Le départ est là tout proche, les gens s’encouragent, la tension est palpable mais c’est un beau moment, on va enfin se confronter à ce monstre : le premier ultra pour Polosh et moi. Une pensée pour ma femme restée à la maison avec le petit bout qui nous fait une bronchiolite cette nuit-là (un signe ?), en tous cas je pense fort à eux, tout en espérant arriver au bout pour que les différents sacrifices ne soient pas vains.

La musique et les feux de Bengale surgissent annonçant le départ de cette masse humaine. On s’est bien avancés dans le SAS, du coup rapidement beaucoup de gens nous dépassent car on s’est fixé une limite basse pour ne pas brûler les cartouches trop vite.

Tout se passe bien, on avait décidé à l’avance de ne pas s’arrêter au premier ravito, ce à quoi on se tient et on file tout droit direction Sainte Catherine dans un rythme ni trop soutenu ni trop lent. En se rapprochant de Ste Catherine, Polosh commence à souffrir du genou, genou qui va malheureusement le forcer à abandonner lors du 2éme ravitaillement. Il m’explique rapidement les difficultés à venir (je comptais bien sur ses repérages pour avoir des infos en cours de route mais ce ne sera pas le cas), je pense que j’ai tout oublié 5m après être sorti du ravito, il ne me reste que l’information suivante : ça va monter, puis descendre, puis monter, puis... Cet abandon surprise nous désole tous les deux et me met dans une situation que je n’avais pas vraiment envisagé, tant pis on va improviser.
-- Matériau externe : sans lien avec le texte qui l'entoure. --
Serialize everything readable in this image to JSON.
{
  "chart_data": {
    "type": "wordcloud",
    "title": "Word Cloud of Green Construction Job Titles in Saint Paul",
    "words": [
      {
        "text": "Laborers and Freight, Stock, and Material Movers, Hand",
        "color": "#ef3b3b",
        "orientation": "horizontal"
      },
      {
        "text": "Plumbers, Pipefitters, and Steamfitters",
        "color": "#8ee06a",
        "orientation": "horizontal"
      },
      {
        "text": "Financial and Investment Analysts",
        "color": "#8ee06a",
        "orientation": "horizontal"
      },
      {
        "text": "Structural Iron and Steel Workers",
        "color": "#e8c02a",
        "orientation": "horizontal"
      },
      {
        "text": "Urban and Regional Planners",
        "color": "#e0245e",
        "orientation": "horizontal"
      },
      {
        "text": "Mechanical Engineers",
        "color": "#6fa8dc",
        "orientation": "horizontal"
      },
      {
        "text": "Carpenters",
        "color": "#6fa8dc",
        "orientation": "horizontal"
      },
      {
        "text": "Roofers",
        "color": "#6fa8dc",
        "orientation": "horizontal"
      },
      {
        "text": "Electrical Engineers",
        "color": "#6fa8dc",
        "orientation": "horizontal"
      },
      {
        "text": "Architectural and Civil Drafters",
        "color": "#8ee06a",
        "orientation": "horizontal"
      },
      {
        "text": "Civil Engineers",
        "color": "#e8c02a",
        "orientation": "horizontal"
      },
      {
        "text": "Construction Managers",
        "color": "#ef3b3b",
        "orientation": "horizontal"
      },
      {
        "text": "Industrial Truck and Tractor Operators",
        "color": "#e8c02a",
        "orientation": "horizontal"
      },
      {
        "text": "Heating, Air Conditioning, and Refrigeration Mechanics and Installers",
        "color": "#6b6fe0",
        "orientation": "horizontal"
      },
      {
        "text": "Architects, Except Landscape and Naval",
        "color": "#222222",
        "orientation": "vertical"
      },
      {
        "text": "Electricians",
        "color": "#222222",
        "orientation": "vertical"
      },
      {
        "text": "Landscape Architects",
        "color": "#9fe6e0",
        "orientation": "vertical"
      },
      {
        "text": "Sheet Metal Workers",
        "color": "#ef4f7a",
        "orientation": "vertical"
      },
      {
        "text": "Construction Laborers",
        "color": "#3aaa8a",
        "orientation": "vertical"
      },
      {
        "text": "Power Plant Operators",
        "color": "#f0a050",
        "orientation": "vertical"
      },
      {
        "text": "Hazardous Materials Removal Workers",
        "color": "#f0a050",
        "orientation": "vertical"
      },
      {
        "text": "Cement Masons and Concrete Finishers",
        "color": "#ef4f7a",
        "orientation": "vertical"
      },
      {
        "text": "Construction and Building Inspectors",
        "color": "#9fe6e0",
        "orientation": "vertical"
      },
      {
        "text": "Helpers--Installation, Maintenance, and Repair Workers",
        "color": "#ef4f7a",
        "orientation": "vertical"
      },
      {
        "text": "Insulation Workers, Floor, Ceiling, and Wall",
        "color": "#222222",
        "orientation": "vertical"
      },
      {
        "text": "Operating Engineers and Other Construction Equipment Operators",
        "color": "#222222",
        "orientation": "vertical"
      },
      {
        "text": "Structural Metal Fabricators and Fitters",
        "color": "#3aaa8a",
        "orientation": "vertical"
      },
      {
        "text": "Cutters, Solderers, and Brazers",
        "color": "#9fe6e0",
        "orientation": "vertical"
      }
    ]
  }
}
Avant de repartir parlons un peu de ce ravito, malheureusement tout est sous-dimensionné, tant les tables présentant de la nourriture que les abreuvoirs à bestiots avec lesquelles nous allons faire le plein de nos camels/gourdes. Je mets une plombe à faire le plein et manger, du coup en repartant je suis froid comme un glaçon, il est quasi 5h et dehors ça meule, en sortant de la tente je me dis que c’est trop tard la machine a calé et il va être dur de repartir. Je finis par me réchauffer et repartir car il le faut, il reste 45 bornes et le compteur tourne, pour le moment pas d’inquiétude de ce côté-là, j’ai le temps de terminer.

La course reprend son rythme et je pense trouver le mien, malheureusement aux alentours du kilomètre 35, mon genou droit devient douloureux, puis décide de ne plus se plier me laissant avec une jambe gauche valide et une deuxième jambe de bois. C’est à ce moment-là que la deuxième course commence. Je boite mais c’est encore très clairement raisonnable, je peux même encore courir à certains moments, la vitesse et mon avance sur les dernières barrières horaires est encore confortable. Je continue sur ce rythme : marche + course dès que possible.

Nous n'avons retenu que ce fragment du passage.